Paper title: Graph structure in the Web

This paper provides a description of a series of experiments on the web viewed as a big graph whose nodes are static pages, and edges are hyperlinks among them. The authors depict three experiments performed on two Altavista web-crawls from 1999: corroborating the exponential laws previously observed in nodes connection degree, figuring out the distribution of directed and undirected components in the web graph, and exploring and analyzing the properties of the distinct components that make up such a web graph. According to the authors, their study may help understand the intricate structure of the linkage of the web, predict its evolution over time, and analyze the behavior of algorithms that execute on top of it. Although previous work has been done on this area, the authors claim that their research is more complete in the sense that they do not focus on just a local (or bounded) portion of the web (like a corporate website); their experimentation is executed on an immensely large set of 203'546,046 pages with 1466 million links (later expanded to 271 million and 2130 million respectively). The paper results show that in- and out-degrees mostly follow an exponential law with corresponding exponents of 2.09 and 2.72, as the authors expected. Moreover, the sizes of the undirected connected components of the web graph also follow a power law. Finally, by resorting to BFS to explore the graph structure, the authors demonstrate that the web is not actually fully connected; it is partitioned into 5 regions: a strongly connected component (SCC), a component whose links point only to SCC but not vice versa (known as IN), a component to whom SCC points to but not vice versa (known as OUT), many tendrils pointed from IN or to OUT but that are not part of SCC, and various disconnected components. In other words, the web graph looks more distributive, like a complex organism with limbs rather than a unicellular creature that is reminiscent of compactness and full connectivity.

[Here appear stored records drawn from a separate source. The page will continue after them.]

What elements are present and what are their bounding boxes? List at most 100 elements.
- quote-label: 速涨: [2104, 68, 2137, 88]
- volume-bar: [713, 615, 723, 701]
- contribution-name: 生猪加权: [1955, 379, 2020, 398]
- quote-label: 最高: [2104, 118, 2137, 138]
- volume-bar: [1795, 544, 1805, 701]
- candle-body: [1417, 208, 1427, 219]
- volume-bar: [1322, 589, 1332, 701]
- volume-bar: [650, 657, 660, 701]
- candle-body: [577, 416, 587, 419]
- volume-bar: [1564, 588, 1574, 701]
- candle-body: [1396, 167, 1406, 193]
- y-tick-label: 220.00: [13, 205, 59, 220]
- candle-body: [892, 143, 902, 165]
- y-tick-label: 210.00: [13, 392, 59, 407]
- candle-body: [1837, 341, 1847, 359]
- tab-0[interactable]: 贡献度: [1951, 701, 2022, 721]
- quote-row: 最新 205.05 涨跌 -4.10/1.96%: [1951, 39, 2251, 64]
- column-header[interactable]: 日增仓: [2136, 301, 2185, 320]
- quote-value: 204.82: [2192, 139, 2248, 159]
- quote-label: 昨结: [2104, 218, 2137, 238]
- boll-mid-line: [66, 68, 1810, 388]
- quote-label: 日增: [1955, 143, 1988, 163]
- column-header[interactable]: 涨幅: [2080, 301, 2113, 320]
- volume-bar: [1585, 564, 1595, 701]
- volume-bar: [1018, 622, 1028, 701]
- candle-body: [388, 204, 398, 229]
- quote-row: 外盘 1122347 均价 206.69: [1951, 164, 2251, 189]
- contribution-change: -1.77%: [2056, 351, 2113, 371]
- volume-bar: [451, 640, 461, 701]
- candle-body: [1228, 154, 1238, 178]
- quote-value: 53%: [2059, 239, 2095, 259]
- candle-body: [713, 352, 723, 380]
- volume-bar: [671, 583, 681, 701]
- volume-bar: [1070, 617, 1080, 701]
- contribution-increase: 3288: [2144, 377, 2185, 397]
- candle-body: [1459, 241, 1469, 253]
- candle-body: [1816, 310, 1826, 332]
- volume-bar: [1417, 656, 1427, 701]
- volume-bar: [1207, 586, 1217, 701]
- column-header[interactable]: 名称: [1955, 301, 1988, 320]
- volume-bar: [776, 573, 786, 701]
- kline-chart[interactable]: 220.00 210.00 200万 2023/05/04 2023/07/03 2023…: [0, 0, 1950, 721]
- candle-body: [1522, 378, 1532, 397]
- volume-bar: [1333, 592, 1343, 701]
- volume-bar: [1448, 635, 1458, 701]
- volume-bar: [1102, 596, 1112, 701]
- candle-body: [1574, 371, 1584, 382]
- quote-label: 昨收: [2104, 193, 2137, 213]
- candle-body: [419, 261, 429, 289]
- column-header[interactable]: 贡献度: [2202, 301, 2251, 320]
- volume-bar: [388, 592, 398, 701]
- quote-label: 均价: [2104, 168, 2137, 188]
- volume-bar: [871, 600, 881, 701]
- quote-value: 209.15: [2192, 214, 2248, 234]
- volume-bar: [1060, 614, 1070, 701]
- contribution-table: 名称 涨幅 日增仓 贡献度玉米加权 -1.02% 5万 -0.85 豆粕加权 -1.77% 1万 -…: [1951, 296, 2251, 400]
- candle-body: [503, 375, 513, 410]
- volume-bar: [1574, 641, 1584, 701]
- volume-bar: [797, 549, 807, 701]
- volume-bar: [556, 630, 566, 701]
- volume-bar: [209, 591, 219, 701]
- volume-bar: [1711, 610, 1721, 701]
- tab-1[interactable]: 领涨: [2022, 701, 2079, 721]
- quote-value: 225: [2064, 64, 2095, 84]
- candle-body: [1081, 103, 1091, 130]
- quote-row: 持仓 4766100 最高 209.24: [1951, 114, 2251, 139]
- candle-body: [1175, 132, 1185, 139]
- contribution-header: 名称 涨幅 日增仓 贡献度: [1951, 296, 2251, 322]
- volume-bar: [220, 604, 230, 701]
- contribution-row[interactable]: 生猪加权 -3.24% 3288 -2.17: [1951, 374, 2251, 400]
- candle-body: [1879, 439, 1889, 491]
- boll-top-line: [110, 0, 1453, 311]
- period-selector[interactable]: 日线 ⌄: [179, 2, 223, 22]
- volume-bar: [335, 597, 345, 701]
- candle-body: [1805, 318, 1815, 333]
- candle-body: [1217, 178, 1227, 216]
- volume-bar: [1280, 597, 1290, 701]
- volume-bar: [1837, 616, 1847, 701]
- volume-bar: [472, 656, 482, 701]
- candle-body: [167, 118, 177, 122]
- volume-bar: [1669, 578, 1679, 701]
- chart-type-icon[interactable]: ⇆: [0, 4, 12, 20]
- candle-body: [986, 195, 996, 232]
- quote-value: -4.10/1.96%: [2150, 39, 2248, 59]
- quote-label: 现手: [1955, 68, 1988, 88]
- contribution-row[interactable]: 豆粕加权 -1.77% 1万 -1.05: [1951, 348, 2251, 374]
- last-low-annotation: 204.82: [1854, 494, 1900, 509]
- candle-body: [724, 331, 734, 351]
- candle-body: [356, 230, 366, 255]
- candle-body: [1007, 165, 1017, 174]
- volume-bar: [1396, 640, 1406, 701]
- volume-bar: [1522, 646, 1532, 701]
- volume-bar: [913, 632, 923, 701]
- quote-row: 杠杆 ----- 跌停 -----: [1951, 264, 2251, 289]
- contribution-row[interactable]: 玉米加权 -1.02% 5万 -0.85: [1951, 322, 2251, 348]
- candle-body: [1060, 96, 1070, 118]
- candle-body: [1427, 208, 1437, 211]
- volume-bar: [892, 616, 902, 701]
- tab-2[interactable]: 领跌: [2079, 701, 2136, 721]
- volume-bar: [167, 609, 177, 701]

Paper title: Graph structure in the Web

This paper reported the experimental results using the data provided by AltaVista. It treated the web as a graph, in which pages are as nodes and links are as edges, ran random-start BFS onto that, used WCC algorithm to find the weak components and used SCC algorithm to find the strongly connected components. The paper divided the web into 5 regions, SCC, IN, OUT, TENDRILS and DISC, according to its algorithm, and estimated the numbers of pages at each regions using samples. It also exposed statistics when taking the web as a graph.

This paper has several advantages. First, it based its experiment on a very good assumption. It take the web as a graph, which is still useful on today's situation. Even Google's PageRank is initially based on the assumptions on this paper. Second, it creatively divide the graph structure into several parts, the IN, OUT, SCC and DISC parts are still applicable if we want to make a classification of all pages on the internet now.

However, the paper also has some drawbacks. First, the data it used is biased. According to the paper, the experimental data start with some major resources over the internet, making the possibility of the Strongly Connected Components higher. Second, the Random Starting BFS may miss many IN and DISC pages as they cannot be reached by the crawler if they are not at the starting point. Third, the IN, OUT, SCC, TRAIL and DISC partition is not a very concrete assumption of today's web. The actual structure of web is much more complex than simply those parts. In addition, there are much less IN and OUT pages, many of the webpages on the Internet now are connected with each other. Therefore, even graph is a very good assumption if we want to measure the structure of the web, we may use more advanced techniques, such as mathematical or graphic modeling, to analyze it.

Paper title: Graph structure in the Web

This paper studies the web as a graph, in which nodes (in directed graph) correspond to static pages on the Web, and arcs correspond to links between pages. It is very meaningful for designing Web algorithm to efficiently crawling, searching and community discovery, and also for better understanding the sociology phenomena. From this paper, we can learn some conclusions: 1) the distribution of degrees follows a power law: the probability that a node has in-degree i is proportional to 1/i^x, for some x > 1; 2) in- and out-degree distributions on the web are distributed confirming to power laws. In the in-degree case, the exponent is consistently around 2.1, while in out-degree case, the exponent is 2.72; 3) the study reveals that the web graph form a single connected component if it is treated as an undirected graph. The connectivity is extremely resilient and does not depend on the existence of nodes of high in-degree. And this connected Web can be divided into four parts-- SCC, IN, OUT, TENDRILS; 4) the size of SCC is small (about 56 million pages) and the other three sets contain about 44 million pages. The diameter of SCC is at least 28, and that the diameter of the graph is over 500. 5) when randomly select source and destination web pages, the probability of any path can be found from the source to destination is only 24%. And the average length will be about 16 if a directed path is found, while it will be 6 in the case of undirected path exists. Also, these results are insensitive to the particular crawl; 6) we can compute the size of SCC, IN, OUT, TENDRILS and DISCONNECTED by analyzing BFS algorithm twice in forward and backward direction from 570 random starting points; 7) when exploring in-links from a node in OUT or out-links from a node in IN,  we will meet approximately 100 million nodes. when exploring out-links from a node in OUT, we will encounter about 3094 nodes, and when following IN-links from a node in IN, we will encounter about 171 nodes. OUT tends to encounter larger neighborhoods.